Here is what Christian Teubner, author of The Pasta Bible, has to say on the subject: “Pasta dough consisting only of flour and water is made much better in factories than it can ever be at home.” He says factories have better access to special varieties of flour and the machinery to manipulate it adequately. So technically, he leaves the door open for flour-and-water pastas, but he sure doesn’t provide any recipes for eggless pasta. Neither does Marcella Hazan or the authors of many of the other cookbooks sagging on our overburdened Italian cookbook shelves.
But Guiliano Bugialli, author of numerous Italian cookbooks including The Fine Art of Italian Cooking says pasta from the area around Genoa has traditionally been eggless. The pasta he presents is called trenette, which, he says, is commonly confused with tagliatelle or fettuccine (flat strips about 1/4-inch wide), but which is significantly different in two ways: one edge is curly and there are no eggs in the dough. And while he laments that packaged pasta is replacing fresh all too often in Genoa these days, he says he still knows people “of the older generation” who make fresh trenette.

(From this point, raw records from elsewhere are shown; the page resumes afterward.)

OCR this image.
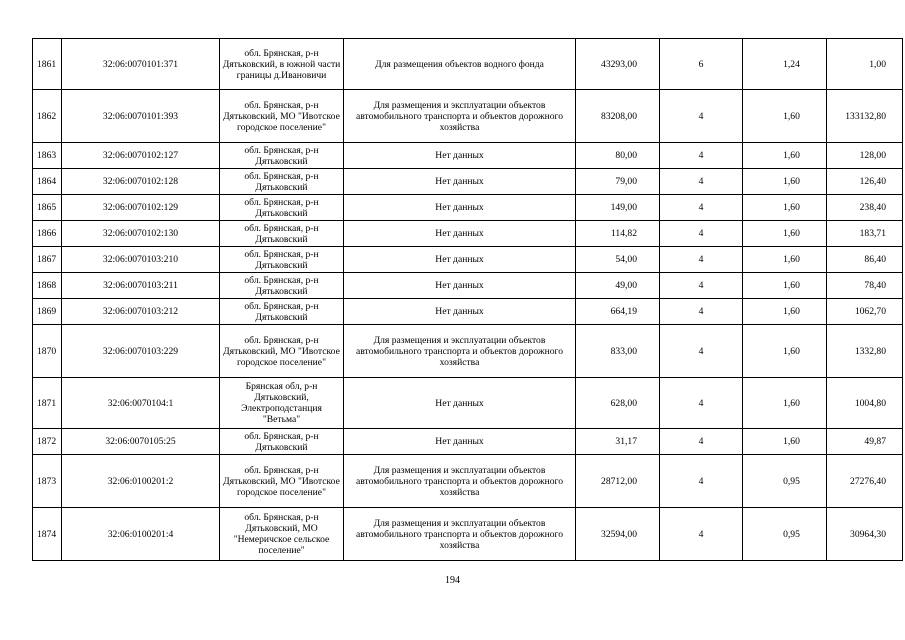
1861	32:06:0070101:371	обл. Брянская, р-н Дятьковский, в южной части границы д.Ивановичи	Для размещения объектов водного фонда	43293,00	6	1,24	1,00
1862	32:06:0070101:393	обл. Брянская, р-н Дятьковский, МО "Ивотское городское поселение"	Для размещения и эксплуатации объектов автомобильного транспорта и объектов дорожного хозяйства	83208,00	4	1,60	133132,80
1863	32:06:0070102:127	обл. Брянская, р-н Дятьковский	Нет данных	80,00	4	1,60	128,00
1864	32:06:0070102:128	обл. Брянская, р-н Дятьковский	Нет данных	79,00	4	1,60	126,40
1865	32:06:0070102:129	обл. Брянская, р-н Дятьковский	Нет данных	149,00	4	1,60	238,40
1866	32:06:0070102:130	обл. Брянская, р-н Дятьковский	Нет данных	114,82	4	1,60	183,71
1867	32:06:0070103:210	обл. Брянская, р-н Дятьковский	Нет данных	54,00	4	1,60	86,40
1868	32:06:0070103:211	обл. Брянская, р-н Дятьковский	Нет данных	49,00	4	1,60	78,40
1869	32:06:0070103:212	обл. Брянская, р-н Дятьковский	Нет данных	664,19	4	1,60	1062,70
1870	32:06:0070103:229	обл. Брянская, р-н Дятьковский, МО "Ивотское городское поселение"	Для размещения и эксплуатации объектов автомобильного транспорта и объектов дорожного хозяйства	833,00	4	1,60	1332,80
1871	32:06:0070104:1	Брянская обл, р-н Дятьковский, Электроподстанция "Ветьма"	Нет данных	628,00	4	1,60	1004,80
1872	32:06:0070105:25	обл. Брянская, р-н Дятьковский	Нет данных	31,17	4	1,60	49,87
1873	32:06:0100201:2	обл. Брянская, р-н Дятьковский, МО "Ивотское городское поселение"	Для размещения и эксплуатации объектов автомобильного транспорта и объектов дорожного хозяйства	28712,00	4	0,95	27276,40
1874	32:06:0100201:4	обл. Брянская, р-н Дятьковский, МО "Немеричское сельское поселение"	Для размещения и эксплуатации объектов автомобильного транспорта и объектов дорожного хозяйства	32594,00	4	0,95	30964,30
194
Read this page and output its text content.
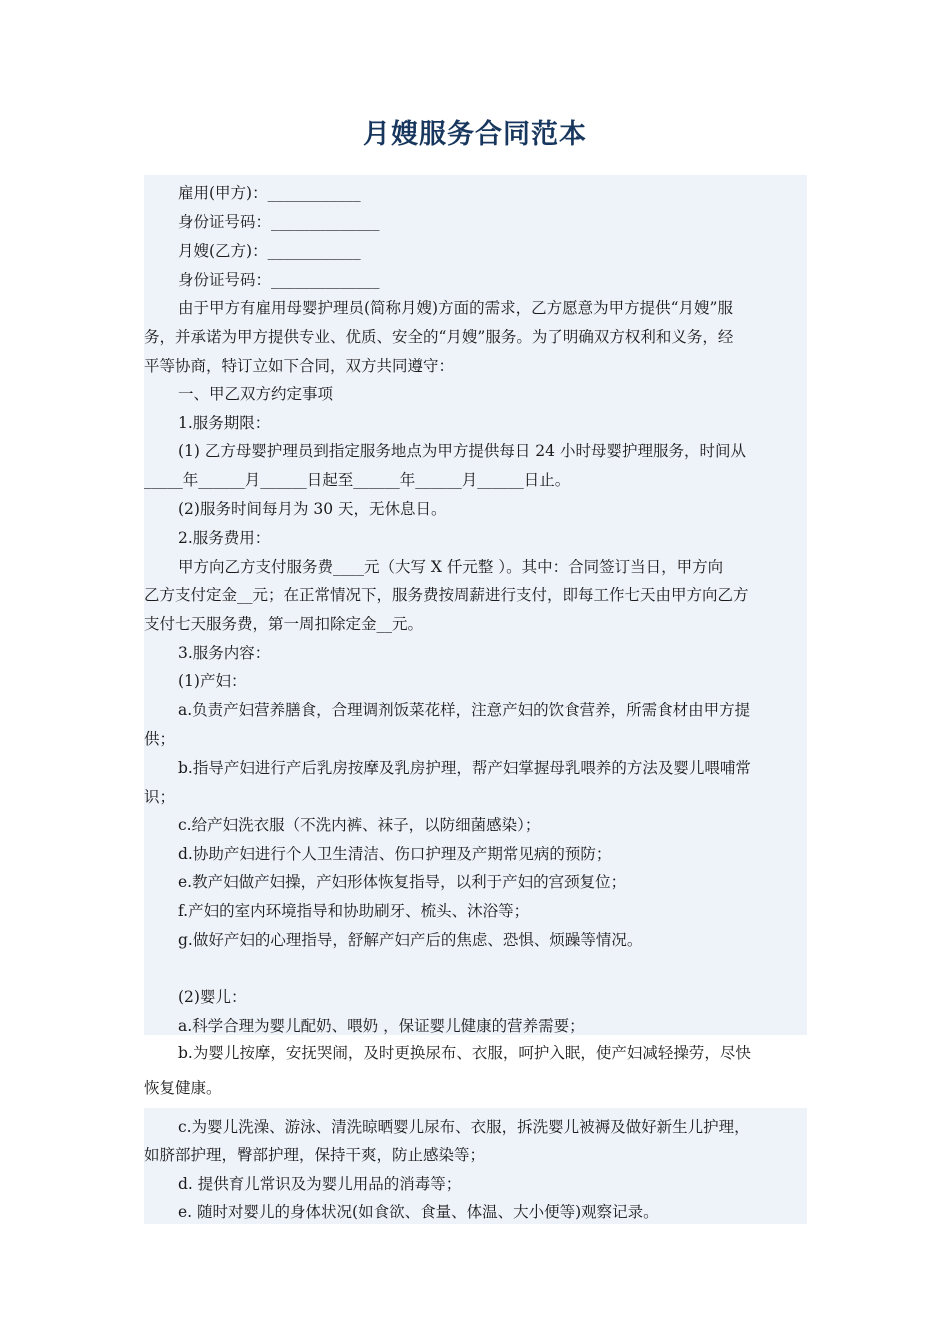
月嫂服务合同范本
雇用(甲方)：____________
身份证号码：______________
月嫂(乙方)：____________
身份证号码：______________
由于甲方有雇用母婴护理员(简称月嫂)方面的需求，乙方愿意为甲方提供“月嫂”服
务，并承诺为甲方提供专业、优质、安全的“月嫂”服务。为了明确双方权利和义务，经
平等协商，特订立如下合同，双方共同遵守：
一、甲乙双方约定事项
1.服务期限：
(1) 乙方母婴护理员到指定服务地点为甲方提供每日 24 小时母婴护理服务，时间从
_____年______月______日起至______年______月______日止。
(2)服务时间每月为 30 天，无休息日。
2.服务费用：
甲方向乙方支付服务费____元（大写 X 仟元整 ）。其中：合同签订当日，甲方向
乙方支付定金__元；在正常情况下，服务费按周薪进行支付，即每工作七天由甲方向乙方
支付七天服务费，第一周扣除定金__元。
3.服务内容：
(1)产妇：
a.负责产妇营养膳食，合理调剂饭菜花样，注意产妇的饮食营养，所需食材由甲方提
供；
b.指导产妇进行产后乳房按摩及乳房护理，帮产妇掌握母乳喂养的方法及婴儿喂哺常
识；
c.给产妇洗衣服（不洗内裤、袜子，以防细菌感染）；
d.协助产妇进行个人卫生清洁、伤口护理及产期常见病的预防；
e.教产妇做产妇操，产妇形体恢复指导，以利于产妇的宫颈复位；
f.产妇的室内环境指导和协助刷牙、梳头、沐浴等；
g.做好产妇的心理指导，舒解产妇产后的焦虑、恐惧、烦躁等情况。
(2)婴儿：
a.科学合理为婴儿配奶、喂奶 ，保证婴儿健康的营养需要；
b.为婴儿按摩，安抚哭闹，及时更换尿布、衣服，呵护入眠，使产妇减轻操劳，尽快
恢复健康。
c.为婴儿洗澡、游泳、清洗晾晒婴儿尿布、衣服，拆洗婴儿被褥及做好新生儿护理，
如脐部护理，臀部护理，保持干爽，防止感染等；
d. 提供育儿常识及为婴儿用品的消毒等；
e. 随时对婴儿的身体状况(如食欲、食量、体温、大小便等)观察记录。
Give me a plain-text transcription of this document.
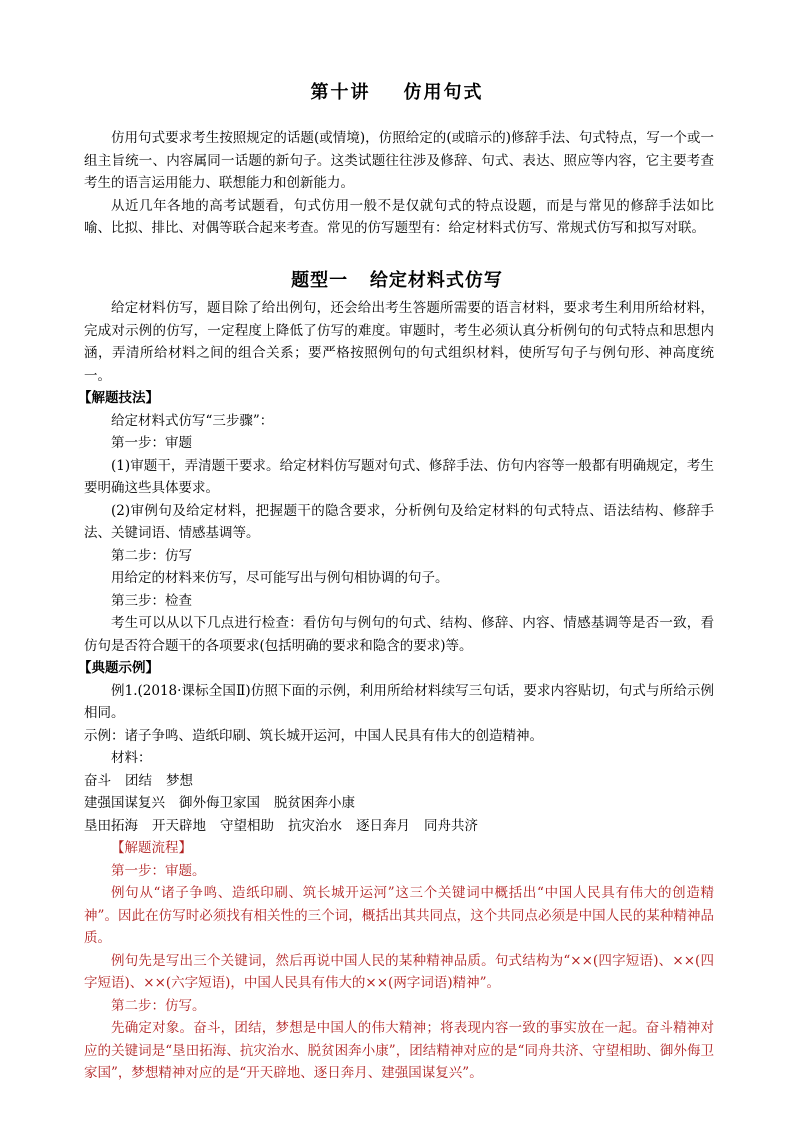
第十讲    仿用句式

仿用句式要求考生按照规定的话题(或情境)，仿照给定的(或暗示的)修辞手法、句式特点，写一个或一组主旨统一、内容属同一话题的新句子。这类试题往往涉及修辞、句式、表达、照应等内容，它主要考查考生的语言运用能力、联想能力和创新能力。

从近几年各地的高考试题看，句式仿用一般不是仅就句式的特点设题，而是与常见的修辞手法如比喻、比拟、排比、对偶等联合起来考查。常见的仿写题型有：给定材料式仿写、常规式仿写和拟写对联。

题型一   给定材料式仿写

给定材料仿写，题目除了给出例句，还会给出考生答题所需要的语言材料，要求考生利用所给材料，完成对示例的仿写，一定程度上降低了仿写的难度。审题时，考生必须认真分析例句的句式特点和思想内涵，弄清所给材料之间的组合关系；要严格按照例句的句式组织材料，使所写句子与例句形、神高度统一。

【解题技法】

给定材料式仿写“三步骤”：

第一步：审题

(1)审题干，弄清题干要求。给定材料仿写题对句式、修辞手法、仿句内容等一般都有明确规定，考生要明确这些具体要求。

(2)审例句及给定材料，把握题干的隐含要求，分析例句及给定材料的句式特点、语法结构、修辞手法、关键词语、情感基调等。

第二步：仿写

用给定的材料来仿写，尽可能写出与例句相协调的句子。

第三步：检查

考生可以从以下几点进行检查：看仿句与例句的句式、结构、修辞、内容、情感基调等是否一致，看仿句是否符合题干的各项要求(包括明确的要求和隐含的要求)等。

【典题示例】

例1.(2018·课标全国Ⅱ)仿照下面的示例，利用所给材料续写三句话，要求内容贴切，句式与所给示例相同。

示例：诸子争鸣、造纸印刷、筑长城开运河，中国人民具有伟大的创造精神。

材料：

奋斗 团结 梦想

建强国谋复兴 御外侮卫家国 脱贫困奔小康

垦田拓海 开天辟地 守望相助 抗灾治水 逐日奔月 同舟共济

【解题流程】

第一步：审题。

例句从“诸子争鸣、造纸印刷、筑长城开运河”这三个关键词中概括出“中国人民具有伟大的创造精神”。因此在仿写时必须找有相关性的三个词，概括出其共同点，这个共同点必须是中国人民的某种精神品质。

例句先是写出三个关键词，然后再说中国人民的某种精神品质。句式结构为“××(四字短语)、××(四字短语)、××(六字短语)，中国人民具有伟大的××(两字词语)精神”。

第二步：仿写。

先确定对象。奋斗，团结，梦想是中国人的伟大精神；将表现内容一致的事实放在一起。奋斗精神对应的关键词是“垦田拓海、抗灾治水、脱贫困奔小康”，团结精神对应的是“同舟共济、守望相助、御外侮卫家国”，梦想精神对应的是“开天辟地、逐日奔月、建强国谋复兴”。
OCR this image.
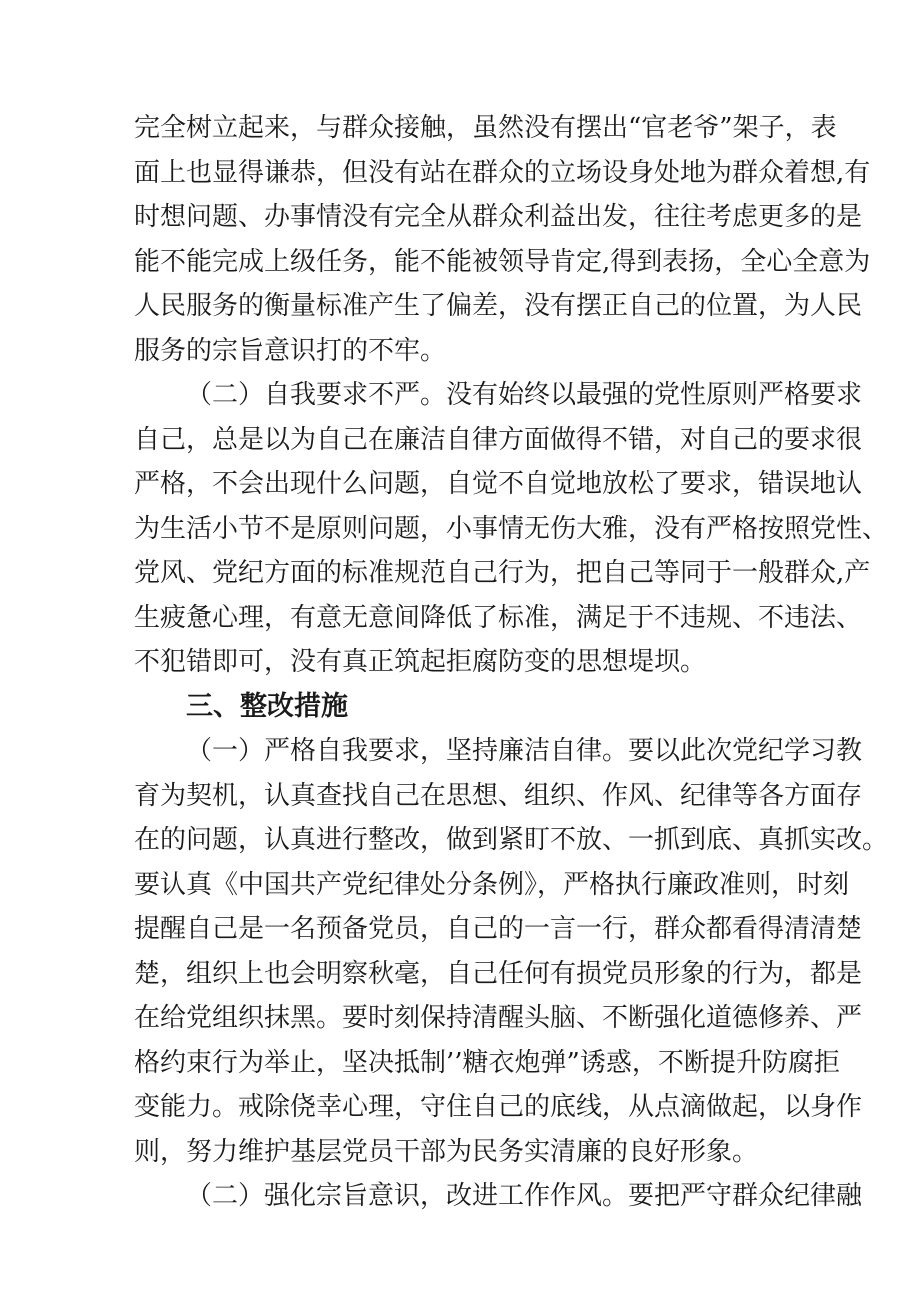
完全树立起来，与群众接触，虽然没有摆出“官老爷”架子，表
面上也显得谦恭，但没有站在群众的立场设身处地为群众着想,有
时想问题、办事情没有完全从群众利益出发，往往考虑更多的是
能不能完成上级任务，能不能被领导肯定,得到表扬，全心全意为
人民服务的衡量标准产生了偏差，没有摆正自己的位置，为人民
服务的宗旨意识打的不牢。
（二）自我要求不严。没有始终以最强的党性原则严格要求
自己，总是以为自己在廉洁自律方面做得不错，对自己的要求很
严格，不会出现什么问题，自觉不自觉地放松了要求，错误地认
为生活小节不是原则问题，小事情无伤大雅，没有严格按照党性、
党风、党纪方面的标准规范自己行为，把自己等同于一般群众,产
生疲惫心理，有意无意间降低了标准，满足于不违规、不违法、
不犯错即可，没有真正筑起拒腐防变的思想堤坝。
三、整改措施
（一）严格自我要求，坚持廉洁自律。要以此次党纪学习教
育为契机，认真查找自己在思想、组织、作风、纪律等各方面存
在的问题，认真进行整改，做到紧盯不放、一抓到底、真抓实改。
要认真《中国共产党纪律处分条例》，严格执行廉政准则，时刻
提醒自己是一名预备党员，自己的一言一行，群众都看得清清楚
楚，组织上也会明察秋毫，自己任何有损党员形象的行为，都是
在给党组织抹黑。要时刻保持清醒头脑、不断强化道德修养、严
格约束行为举止，坚决抵制’’糖衣炮弹”诱惑，不断提升防腐拒
变能力。戒除侥幸心理，守住自己的底线，从点滴做起，以身作
则，努力维护基层党员干部为民务实清廉的良好形象。
（二）强化宗旨意识，改进工作作风。要把严守群众纪律融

The ingredients for trenette are 2-1/2 cups unbleached all-purpose flour, 1 cup of cold water, 2 teaspoons of olive oil, and a pinch of salt. The pasta can be made by hand, the same as a pasta with eggs, by making a well in the flour on a flat surface, putting the water, oil and salt into the well, and gradually incorporating the flour into the wet ingredients. Once the mixture has come together, knead it until you have a smooth ball.
You can also make it in a food processor. Once the dough is formed, roll it by hand or using a pasta machine. Then, if you want to be authentic – and who doesn’t? – you cut it by hand, using a knife on one side of each strip and a jagged pastry cutter on the other. A traditional dressing for this pasta is pesto.